COPENHAGEN – Dressing up failure as victory has been integral to climate-change negotiations since they started 20 years ago. The latest round of talks in Durban, South Africa, in December was no exception.
Climate negotiations have been in virtual limbo ever since the catastrophic and humiliating Copenhagen summit in 2009, where vertiginous expectations collided with hard political reality. So as negotiators – and a handful of government ministers – arrived in Durban, expectations could not have been lower.
Yet, by the end of the talks, the European Union’s climate commissioner, Connie Hedegaard, was being applauded in the media for achieving a “breakthrough” that had “salvaged Durban,” and, most significantly, for achieving the holy grail of climate negotiations, a “legally binding treaty.” According to British climate minister Chris Huhne, the results showed that the United Nations climate-change negotiation system “really works and can produce results.”

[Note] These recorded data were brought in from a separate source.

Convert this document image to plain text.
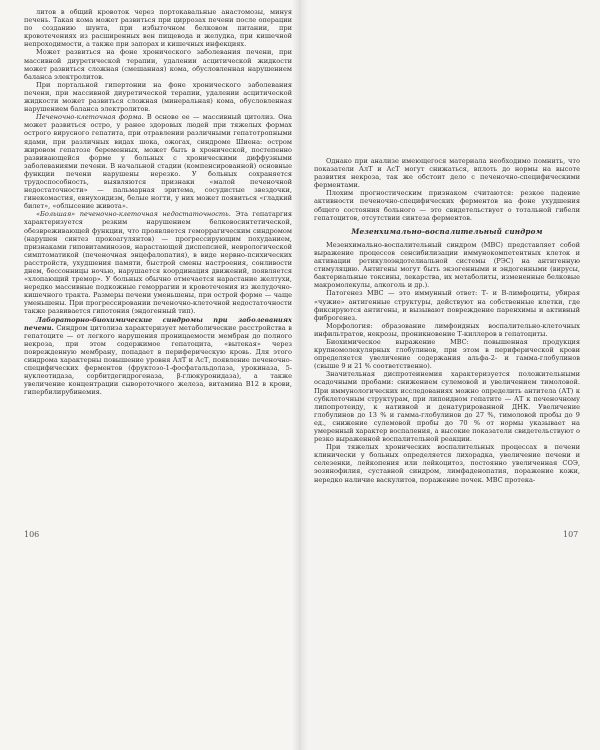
литов в общий кровоток через портокавальные анастомозы, минуя печень. Такая кома может развиться при циррозах печени после операции по созданию шунта, при избыточном белковом питании, при кровотечениях из расширенных вен пищевода и желудка, при кишечной непроходимости, а также при запорах и кишечных инфекциях.

Может развиться на фоне хронического заболевания печени, при массивной диуретической терапии, удалении асцитической жидкости может развиться сложная (смешанная) кома, обусловленная нарушением баланса электролитов.

При портальной гипертонии на фоне хронического заболевания печени, при массивной диуретической терапии, удалении асцитической жидкости может развиться сложная (минеральная) кома, обусловленная нарушением баланса электролитов.

Печеночно-клеточная форма. В основе ее — массивный цитолиз. Она может развиться остро, у ранее здоровых людей при тяжелых формах острого вирусного гепатита, при отравлении различными гепатотропными ядами, при различных видах шока, ожогах, синдроме Шиена: остром жировом гепатозе беременных, может быть в хронической, постепенно развивающейся форме у больных с хроническими диффузными заболеваниями печени. В начальной стадии (компенсированной) основные функции печени нарушены нерезко. У больных сохраняется трудоспособность, выявляются признаки «малой печеночной недостаточности» — пальмарная эритема, сосудистые звездочки, гинекомастия, евнухоидизм, белые ногти, у них может появиться «гладкий билет», «облысение живота».

«Большая» печеночно-клеточная недостаточность. Эта гепатаргия характеризуется резким нарушением белковосинтетической, обезвреживающей функции, что проявляется геморрагическим синдромом (нарушен синтез прокоагулянтов) — прогрессирующим похуданием, признаками гиповитаминозов, нарастающей диспепсией, неврологической симптоматикой (печеночная энцефалопатия), в виде нервно-психических расстройств, ухудшения памяти, быстрой смены настроения, сонливости днем, бессонницы ночью, нарушается координация движений, появляется «хлопающий тремор». У больных обычно отмечается нарастание желтухи, нередко массивные подкожные геморрагии и кровотечения из желудочно-кишечного тракта. Размеры печени уменьшены, при острой форме — чаще уменьшены. При прогрессировании печеночно-клеточной недостаточности также развивается гипотония (эндогенный тип).

Лабораторно-биохимические синдромы при заболеваниях печени. Синдром цитолиза характеризует метаболические расстройства в гепатоците — от легкого нарушения проницаемости мембран до полного некроза, при этом содержимое гепатоцита, «вытекая» через поврежденную мембрану, попадает в периферическую кровь. Для этого синдрома характерны повышение уровня АлТ и АсТ, появление печеночно-специфических ферментов (фруктозо-1-фосфатальдолаза, урокиназа, 5-нуклеотидаза, сорбитдегидрогеназа, β-глюкуронидаза), а также увеличение концентрации сывороточного железа, витамина В12 в крови, гипербилирубинемия.

Однако при анализе имеющегося материала необходимо помнить, что показатели АлТ и АсТ могут снижаться, вплоть до нормы на высоте развития некроза, так же обстоит дело с печеночно-специфическими ферментами.

Плохим прогностическим признаком считаются: резкое падение активности печеночно-специфических ферментов на фоне ухудшения общего состояния больного — это свидетельствует о тотальной гибели гепатоцитов, отсутствии синтеза ферментов.

Мезенхимально-воспалительный синдром

Мезенхимально-воспалительный синдром (МВС) представляет собой выражение процессов сенсибилизации иммунокомпетентных клеток и активации ретикулоэндотелиальной системы (РЭС) на антигенную стимуляцию. Антигены могут быть экзогенными и эндогенными (вирусы, бактериальные токсины, лекарства, их метаболиты, измененные белковые макромолекулы, алкоголь и др.).

Патогенез МВС — это иммунный ответ: Т- и В-лимфоциты, убирая «чужие» антигенные структуры, действуют на собственные клетки, где фиксируются антигены, и вызывают повреждение паренхимы и активный фиброгенез.

Морфология: образование лимфоидных воспалительно-клеточных инфильтратов, некрозы, проникновение Т-киллеров в гепатоциты.

Биохимическое выражение МВС: повышенная продукция крупномолекулярных глобулинов, при этом в периферической крови определяется увеличение содержания альфа-2- и гамма-глобулинов (свыше 9 и 21 % соответственно).

Значительная диспротеинемия характеризуется положительными осадочными пробами: снижением сулемовой и увеличением тимоловой. При иммунологических исследованиях можно определить антитела (АТ) к субклеточным структурам, при липоидном гепатите — АТ к печеночному липопротеиду, к нативной и денатурированной ДНК. Увеличение глобулинов до 13 % и гамма-глобулинов до 27 %, тимоловой пробы до 9 ед., снижение сулемовой пробы до 70 % от нормы указывает на умеренный характер воспаления, а высокие показатели свидетельствуют о резко выраженной воспалительной реакции.

При тяжелых хронических воспалительных процессах в печени клинически у больных определяется лихорадка, увеличение печени и селезенки, лейкопения или лейкоцитоз, постоянно увеличенная СОЭ, эозинофилия, суставной синдром, лимфаденопатия, поражение кожи, нередко наличие васкулитов, поражение почек. МВС протека-

106	107
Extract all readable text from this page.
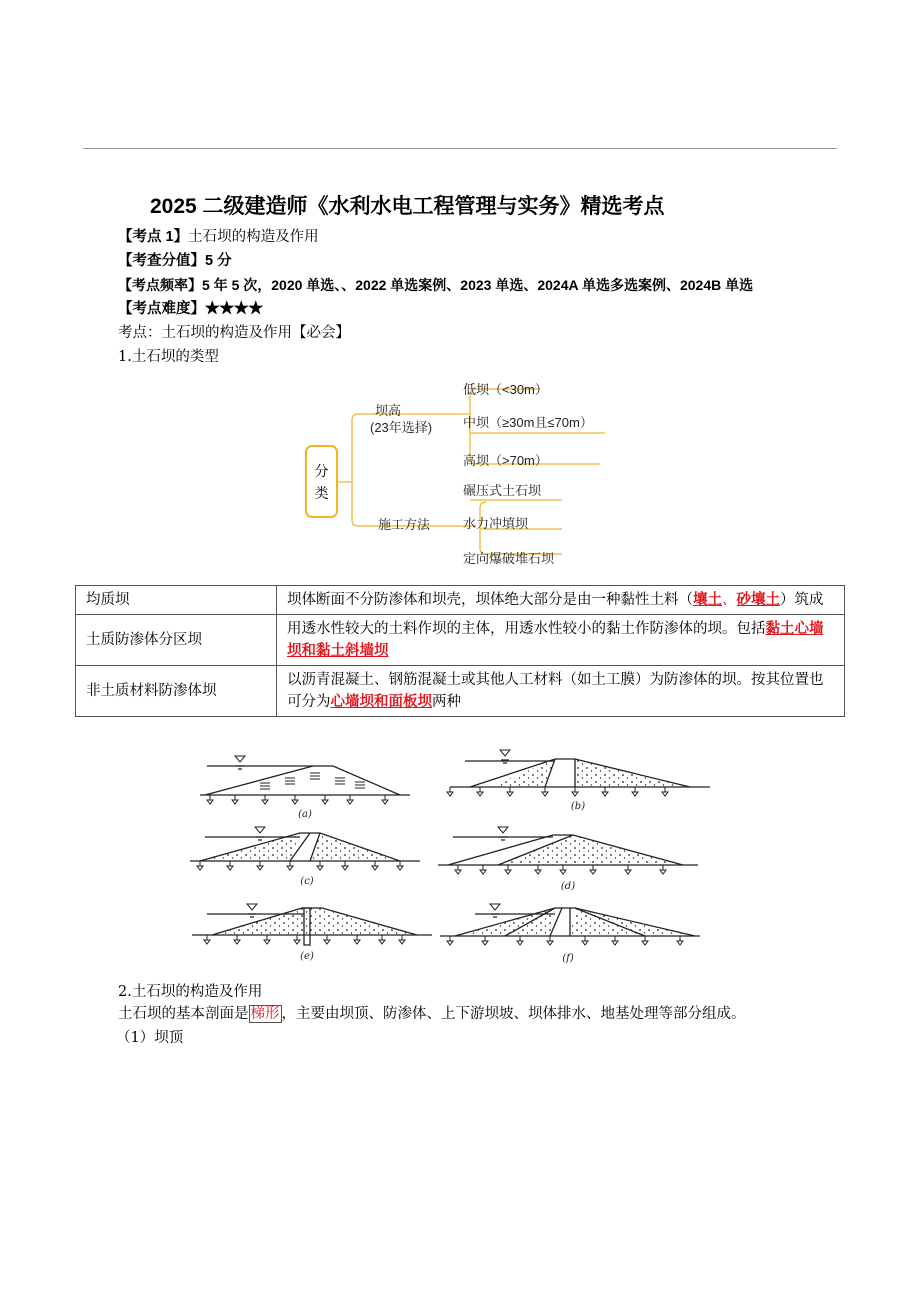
2025 二级建造师《水利水电工程管理与实务》精选考点
【考点 1】土石坝的构造及作用
【考查分值】5 分
【考点频率】5 年 5 次，2020 单选、、2022 单选案例、2023 单选、2024A 单选多选案例、2024B 单选
【考点难度】★★★★
考点：土石坝的构造及作用【必会】
1.土石坝的类型
分
类
坝高
(23年选择)
低坝（<30m）
中坝（≥30m且≤70m）
高坝（>70m）
施工方法
碾压式土石坝
水力冲填坝
定向爆破堆石坝
均质坝	坝体断面不分防渗体和坝壳，坝体绝大部分是由一种黏性土料（壤土、砂壤土）筑成
土质防渗体分区坝	用透水性较大的土料作坝的主体，用透水性较小的黏土作防渗体的坝。包括黏土心墙坝和黏土斜墙坝
非土质材料防渗体坝	以沥青混凝土、钢筋混凝土或其他人工材料（如土工膜）为防渗体的坝。按其位置也可分为心墙坝和面板坝两种
(a)
(b)
(c)	(d)
(e)	(f)
2.土石坝的构造及作用
土石坝的基本剖面是 梯形 ，主要由坝顶、防渗体、上下游坝坡、坝体排水、地基处理等部分组成。
（1）坝顶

Sure, the agreement would come into effect only in 2020 – which sounds oddly complacent when environmentalists and political leaders warned ahead of the Copenhagen conference that we had just six months or 50 days to solve the climate problem. But, as the British newspaper The Guardian assured readers, this was a breakthrough, because developing countries, including India and China, were, for the first time, “agreeing to be legally bound to curb their greenhouse gases.” And, just as importantly, the US was making the same promise.